Pas wanneer zijn oren registreren dat de vogels weer zingen, kalmeert hij. Voor de zoveelste keer veegt hij zijn handen af aan zijn trui, maar nu blijven ze droog. Hij haalt een paar keer diep adem en laat zich dan zakken. Uiterst voorzichtig, constant om zich heen kijkend, klimt hij tak voor tak omlaag, totdat hij met beide benen op de grond staat. Naast hem is nu een pad, gemaakt van platgewalst mos. Hoelang zou het duren voordat het hersteld is?

Op een holletje zoekt hij zijn weg terug naar waar hij Poffie heeft achtergelaten. Opgelucht ziet hij dat het leger nergens in de buurt van de draak is gekomen.

Door middel van steentjes weet hij naast de transparante muur te blijven en er is in ieder geval één reden om er dankbaar voor te zijn: het leger had met geen mogelijkheid bij Emma kunnen komen.

Bijna uitgeteld komt hij bij het veldje aan en tot zijn verbijstering ligt Poffie nog net zo diep te ronken als eerst.
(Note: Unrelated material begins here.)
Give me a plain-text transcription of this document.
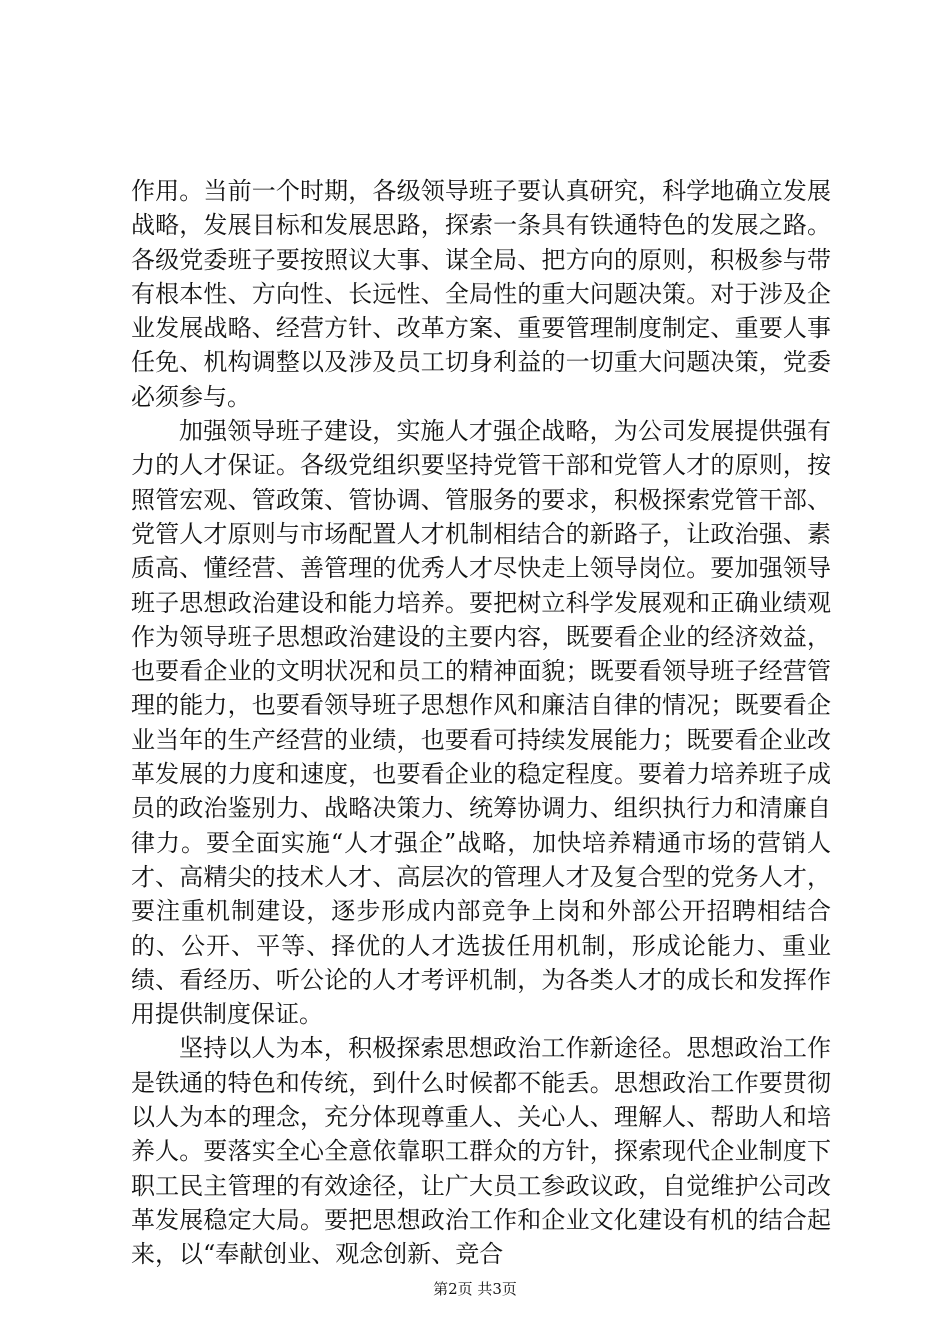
作用。当前一个时期，各级领导班子要认真研究，科学地确立发展战略，发展目标和发展思路，探索一条具有铁通特色的发展之路。各级党委班子要按照议大事、谋全局、把方向的原则，积极参与带有根本性、方向性、长远性、全局性的重大问题决策。对于涉及企业发展战略、经营方针、改革方案、重要管理制度制定、重要人事任免、机构调整以及涉及员工切身利益的一切重大问题决策，党委必须参与。

加强领导班子建设，实施人才强企战略，为公司发展提供强有力的人才保证。各级党组织要坚持党管干部和党管人才的原则，按照管宏观、管政策、管协调、管服务的要求，积极探索党管干部、党管人才原则与市场配置人才机制相结合的新路子，让政治强、素质高、懂经营、善管理的优秀人才尽快走上领导岗位。要加强领导班子思想政治建设和能力培养。要把树立科学发展观和正确业绩观作为领导班子思想政治建设的主要内容，既要看企业的经济效益，也要看企业的文明状况和员工的精神面貌；既要看领导班子经营管理的能力，也要看领导班子思想作风和廉洁自律的情况；既要看企业当年的生产经营的业绩，也要看可持续发展能力；既要看企业改革发展的力度和速度，也要看企业的稳定程度。要着力培养班子成员的政治鉴别力、战略决策力、统筹协调力、组织执行力和清廉自律力。要全面实施“人才强企”战略，加快培养精通市场的营销人才、高精尖的技术人才、高层次的管理人才及复合型的党务人才，要注重机制建设，逐步形成内部竞争上岗和外部公开招聘相结合的、公开、平等、择优的人才选拔任用机制，形成论能力、重业绩、看经历、听公论的人才考评机制，为各类人才的成长和发挥作用提供制度保证。

坚持以人为本，积极探索思想政治工作新途径。思想政治工作是铁通的特色和传统，到什么时候都不能丢。思想政治工作要贯彻以人为本的理念，充分体现尊重人、关心人、理解人、帮助人和培养人。要落实全心全意依靠职工群众的方针，探索现代企业制度下职工民主管理的有效途径，让广大员工参政议政，自觉维护公司改革发展稳定大局。要把思想政治工作和企业文化建设有机的结合起来，以“奉献创业、观念创新、竞合

第2页 共3页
Het zal wel aan de leeftijd liggen.

Hij laat zich naast de tas op de grond zakken en trekt de waterfles naar zich toe. Als hij de helft naar binnen heeft geklokt en hijgend naar de plek staart waar Emma verdwenen is, voelt hij eindelijk hoe zijn hartslag weer tot rust komt.

Hoe deze wereld ook tot stand is gekomen, de realiteit van het gevaar waar ze tegenover staan heeft hem net klaarwakker geschud.